The Mosque on the Square

Ballyhaunis is home to Ireland's first purpose-built mosque - the first mosque in the country outside Dublin. It grew out of the Muslim community that took root around a local meat-processing plant supplying halal product to Middle Eastern markets. The town's demographic profile has shifted steadily ever since. By the 2016 census, Polish and Pakistani residents made up the largest immigrant groups, with people from many other countries settling alongside them, giving the town the highest proportion of foreign-born residents of anywhere in Ireland. By the 2022 census, the population had climbed to 2,773, with the foreign-born share still well above the national average. Ballyhaunis became one of the most-studied examples in Ireland of how a small rural town absorbs and reshapes itself around immigration. The Friday call to prayer now carries across a square laid out around the medieval Augustinian friary.

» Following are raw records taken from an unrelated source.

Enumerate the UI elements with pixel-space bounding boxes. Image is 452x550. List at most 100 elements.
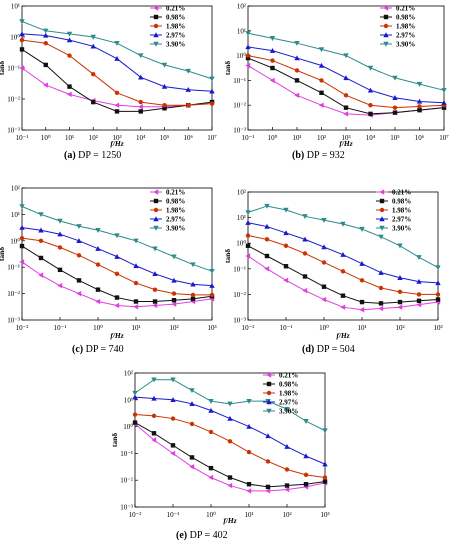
data-point xyxy=(208,474,214,481)
data-point xyxy=(91,72,96,77)
data-point xyxy=(322,461,328,467)
data-point xyxy=(392,75,398,81)
data-point xyxy=(378,305,384,312)
data-point xyxy=(441,88,447,94)
y-tick-label: 10⁻¹ xyxy=(7,65,20,73)
x-tick-label: 10³ xyxy=(433,324,442,332)
caption-b-letter: (b) xyxy=(292,150,305,161)
series-4 xyxy=(245,203,441,271)
legend-marker xyxy=(379,189,385,195)
series-line xyxy=(21,39,213,106)
data-point xyxy=(209,101,215,106)
data-point xyxy=(283,264,289,269)
caption-a-letter: (a) xyxy=(64,150,76,161)
x-tick-label: 10⁰ xyxy=(268,134,278,142)
data-point xyxy=(114,295,120,300)
data-point xyxy=(227,415,233,421)
y-tick-label: 10⁻² xyxy=(233,102,246,110)
series-line xyxy=(21,237,212,296)
data-point xyxy=(416,81,423,87)
chart-panel-a: 10⁻¹ 10⁰ 10¹ 10² 10³ 10⁴ 10⁵ 10⁶ 10⁷ 10⁻³ 10⁻² 10⁻¹… xyxy=(0,0,226,150)
data-point xyxy=(57,245,63,250)
x-tick-label: 10¹ xyxy=(292,134,301,142)
data-point xyxy=(19,31,25,37)
data-point xyxy=(19,47,25,52)
data-point xyxy=(378,301,384,306)
data-point xyxy=(246,423,252,429)
data-point xyxy=(227,475,233,480)
data-point xyxy=(209,292,215,298)
data-point xyxy=(133,263,139,269)
data-point xyxy=(189,401,195,407)
legend-entry: 2.97% xyxy=(396,32,415,40)
data-point xyxy=(66,91,72,98)
legend-marker xyxy=(383,14,389,20)
data-point xyxy=(138,109,143,114)
y-tick-label: 10² xyxy=(11,185,20,193)
legend-entry: 1.98% xyxy=(279,390,298,398)
chart-panel-b: 10⁻¹ 10⁰ 10¹ 10² 10³ 10⁴ 10⁵ 10⁶ 10⁷ 10⁻³ 10⁻² 10⁻¹… xyxy=(223,0,452,150)
x-tick-label: 10² xyxy=(317,134,326,142)
series-4 xyxy=(19,19,215,82)
data-point xyxy=(138,104,143,110)
data-point xyxy=(152,287,158,292)
data-point xyxy=(209,76,215,82)
data-point xyxy=(435,297,441,302)
data-point xyxy=(265,488,271,494)
data-point xyxy=(43,82,48,88)
data-point xyxy=(294,78,300,83)
data-point xyxy=(152,246,158,252)
x-tick-label: 10¹ xyxy=(357,324,366,332)
data-point xyxy=(367,87,374,93)
legend-entry: 0.21% xyxy=(396,5,415,13)
x-tick-label: 10³ xyxy=(320,511,329,519)
chart-a-svg: 10⁻¹ 10⁰ 10¹ 10² 10³ 10⁴ 10⁵ 10⁶ 10⁷ 10⁻³ 10⁻² 10⁻¹… xyxy=(0,3,217,149)
legend-entry: 0.21% xyxy=(279,372,298,380)
series-2 xyxy=(245,233,441,297)
data-point xyxy=(19,235,25,241)
data-point xyxy=(264,203,270,209)
legend-marker xyxy=(153,5,159,11)
x-tick-label: 10⁵ xyxy=(390,134,400,142)
legend-entry: 3.90% xyxy=(396,41,415,49)
data-point xyxy=(264,223,270,229)
legend-marker xyxy=(153,41,159,47)
legend: 0.21%0.98%1.98%2.97%3.90% xyxy=(380,5,415,49)
data-point xyxy=(138,99,143,105)
data-point xyxy=(264,253,270,259)
y-tick-label: 10² xyxy=(124,370,133,378)
series-line xyxy=(134,423,326,492)
data-point xyxy=(302,214,308,220)
data-point xyxy=(441,100,447,105)
x-tick-label: 10⁻² xyxy=(129,511,142,519)
data-point xyxy=(417,107,422,113)
data-point xyxy=(303,419,309,424)
legend-marker xyxy=(266,399,272,405)
legend-marker xyxy=(383,41,389,47)
caption-b: (b) DP = 932 xyxy=(292,150,345,161)
legend-entry: 2.97% xyxy=(166,216,185,224)
series-4 xyxy=(245,31,447,94)
data-point xyxy=(66,37,73,43)
data-point xyxy=(19,243,25,249)
data-point xyxy=(19,65,25,71)
series-3 xyxy=(132,394,328,467)
data-point xyxy=(245,210,251,216)
series-2 xyxy=(245,53,447,110)
data-point xyxy=(189,421,195,427)
data-point xyxy=(283,207,289,213)
data-point xyxy=(151,431,157,436)
chart-d-svg: 10⁻² 10⁻¹ 10⁰ 10¹ 10² 10³10⁻³10⁻²10⁻¹10⁰10¹10… xyxy=(223,189,443,341)
legend: 0.21%0.98%1.98%2.97%3.90% xyxy=(150,189,185,233)
x-tick-label: 10⁰ xyxy=(319,324,329,332)
x-tick-label: 10³ xyxy=(207,324,216,332)
data-point xyxy=(294,55,300,61)
legend-entry: 0.98% xyxy=(396,14,415,22)
data-point xyxy=(114,233,120,239)
data-point xyxy=(397,243,403,249)
legend-marker xyxy=(153,23,159,29)
data-point xyxy=(208,465,214,471)
legend-marker xyxy=(153,32,159,38)
data-point xyxy=(435,292,441,297)
data-point xyxy=(283,230,289,236)
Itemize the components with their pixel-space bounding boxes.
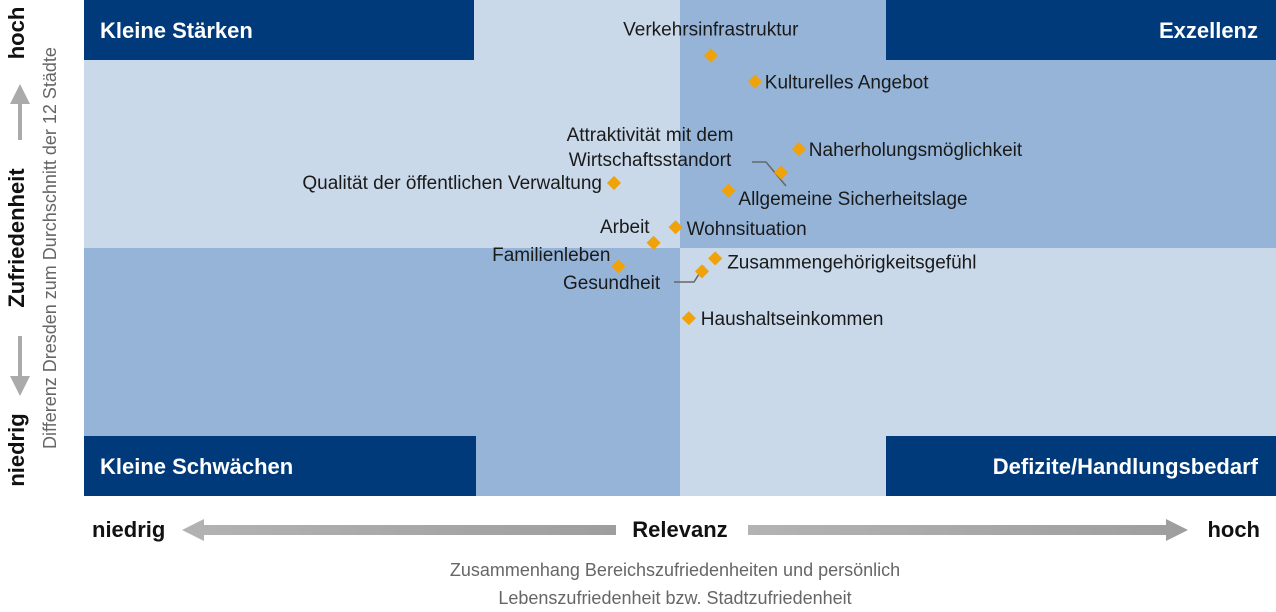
marker-verkehrsinfrastruktur bbox=[703, 48, 718, 63]
point-label-allgemeine-sicherheitslage: Allgemeine Sicherheitslage bbox=[738, 189, 967, 210]
marker-attraktivität-mit-dem-wirtschaftsstandort bbox=[774, 165, 789, 180]
center-band-top-right bbox=[680, 0, 886, 60]
marker-haushaltseinkommen bbox=[681, 311, 696, 326]
quadrant-label-bottom-right: Defizite/Handlungsbedarf bbox=[993, 454, 1259, 479]
marker-qualität-der-öffentlichen-verwaltung bbox=[606, 175, 622, 191]
marker-allgemeine-sicherheitslage bbox=[721, 183, 736, 198]
marker-zusammengehörigkeitsgefühl bbox=[708, 251, 723, 266]
center-band-top-left bbox=[474, 0, 680, 60]
center-band-bottom-right bbox=[680, 436, 886, 496]
point-label-gesundheit: Gesundheit bbox=[563, 273, 661, 294]
x-axis-label: Relevanz bbox=[632, 517, 727, 542]
point-label-attraktivität-mit-dem-wirtschaftsstandort: Attraktivität mit dem Wirtschaftsstandort bbox=[567, 125, 734, 171]
point-label-arbeit: Arbeit bbox=[600, 217, 650, 238]
point-label-zusammengehörigkeitsgefühl: Zusammengehörigkeitsgefühl bbox=[727, 252, 976, 273]
x-axis-high: hoch bbox=[1207, 517, 1260, 542]
data-point-labels: Verkehrsinfrastruktur Kulturelles Angebot… bbox=[302, 20, 1022, 331]
y-axis-high: hoch bbox=[4, 7, 29, 60]
point-label-kulturelles-angebot: Kulturelles Angebot bbox=[765, 73, 929, 94]
x-axis-caption-line2: Lebenszufriedenheit bzw. Stadtzufriedenh… bbox=[498, 588, 851, 608]
marker-kulturelles-angebot bbox=[747, 74, 762, 89]
quadrant-headers: Kleine Stärken Exzellenz Kleine Schwäche… bbox=[84, 0, 1276, 496]
marker-wohnsituation bbox=[668, 220, 683, 235]
x-axis-arrow-left-icon bbox=[182, 519, 616, 541]
point-label-qualität-der-öffentlichen-verwaltung: Qualität der öffentlichen Verwaltung bbox=[302, 173, 602, 194]
marker-familienleben bbox=[611, 259, 626, 274]
y-axis-low: niedrig bbox=[4, 413, 29, 486]
header-box-top-right bbox=[886, 0, 1276, 60]
point-label-familienleben: Familienleben bbox=[492, 245, 610, 266]
header-box-top-left bbox=[84, 0, 474, 60]
y-axis-label: Zufriedenheit bbox=[4, 168, 29, 308]
x-axis-low: niedrig bbox=[92, 517, 165, 542]
y-axis-sublabel: Differenz Dresden zum Durchschnitt der 1… bbox=[40, 47, 60, 449]
quadrant-background bbox=[84, 0, 1276, 496]
quadrant-label-bottom-left: Kleine Schwächen bbox=[100, 454, 293, 479]
header-box-bottom-right bbox=[886, 436, 1276, 496]
x-axis: niedrig Relevanz hoch Zusammenhang Berei… bbox=[92, 517, 1260, 608]
marker-naherholungsmöglichkeit bbox=[791, 142, 806, 157]
quadrant-label-top-left: Kleine Stärken bbox=[100, 18, 253, 43]
marker-arbeit bbox=[646, 235, 661, 250]
point-label-wohnsituation: Wohnsituation bbox=[687, 219, 807, 240]
leader-line-attraktivitaet bbox=[752, 161, 787, 187]
quadrant-label-top-right: Exzellenz bbox=[1159, 18, 1258, 43]
y-axis-arrow-up-icon bbox=[10, 84, 30, 140]
point-label-haushaltseinkommen: Haushaltseinkommen bbox=[701, 309, 884, 330]
x-axis-caption-line1: Zusammenhang Bereichszufriedenheiten und… bbox=[450, 560, 900, 580]
marker-gesundheit bbox=[694, 264, 710, 279]
x-axis-arrow-right-icon bbox=[748, 519, 1188, 541]
point-label-naherholungsmöglichkeit: Naherholungsmöglichkeit bbox=[809, 140, 1023, 161]
data-markers bbox=[606, 48, 806, 326]
y-axis: hoch Zufriedenheit niedrig Differenz Dre… bbox=[4, 7, 60, 487]
point-label-verkehrsinfrastruktur: Verkehrsinfrastruktur bbox=[623, 20, 799, 41]
y-axis-arrow-down-icon bbox=[10, 336, 30, 396]
header-box-bottom-left bbox=[84, 436, 476, 496]
center-band-bottom-left bbox=[474, 436, 680, 496]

Trial Currency, Annagh Magazine, MidWest Radio

Small towns sometimes get chosen for things that other towns do not. In 1999, Ballyhaunis was one of several European Union sites selected to trial a local currency, the ROMA, designed to stimulate local trade and ease residents into the new euro. Annagh Magazine, founded in 1977 by the local Junior Chamber and named after the parish, has appeared every December since Christmas 1978 - a remarkable run for a community publication. MidWest Radio, based in the town, broadcasts to Counties Mayo, Galway, Roscommon, Sligo and Leitrim. The Dublin-Westport line passes through, with Ballyhaunis railway station opening on 1 October 1861 and still in regular service. The 150th anniversary of the station was celebrated by a dedicated edition of Annagh Magazine in 2011. Bus Eireann Expressway route 64 stops in town on its long run from Galway to Derry.

Bill Naughton's Alfie

Bill Naughton was a playwright with Ballyhaunis roots whose 1963 play Alfie, about a feckless, philandering London cabbie, was adapted into two films of the same name - the 1966 original starring Michael Caine, and a 2004 remake starring Jude Law. Pamela Uba won the Miss Ireland title in 2021 and called Ballyhaunis home. Sean Flanagan played Gaelic football for Mayo and then went into government. Anthony Jordan writes biographies. Jim Higgins served as a senator, a TD and a Member of the European Parliament. Keith Higgins played full-back on the senior Mayo football team. The town that grew up around a 14th-century friary keeps adding new names to the Wikipedia entry, in patterns no medieval mapmaker would have predicted.

From the Air

Located at 53.77 degrees north, 8.77 degrees west, in east County Mayo. Visible at the junction of regional roads and the Dublin-Westport rail line. Ireland West Airport (EIKN) lies 22 km to the north-west; Castlerea sits 14 km east. The mosque, the railway station and the Augustinian Friary are visible from low altitudes.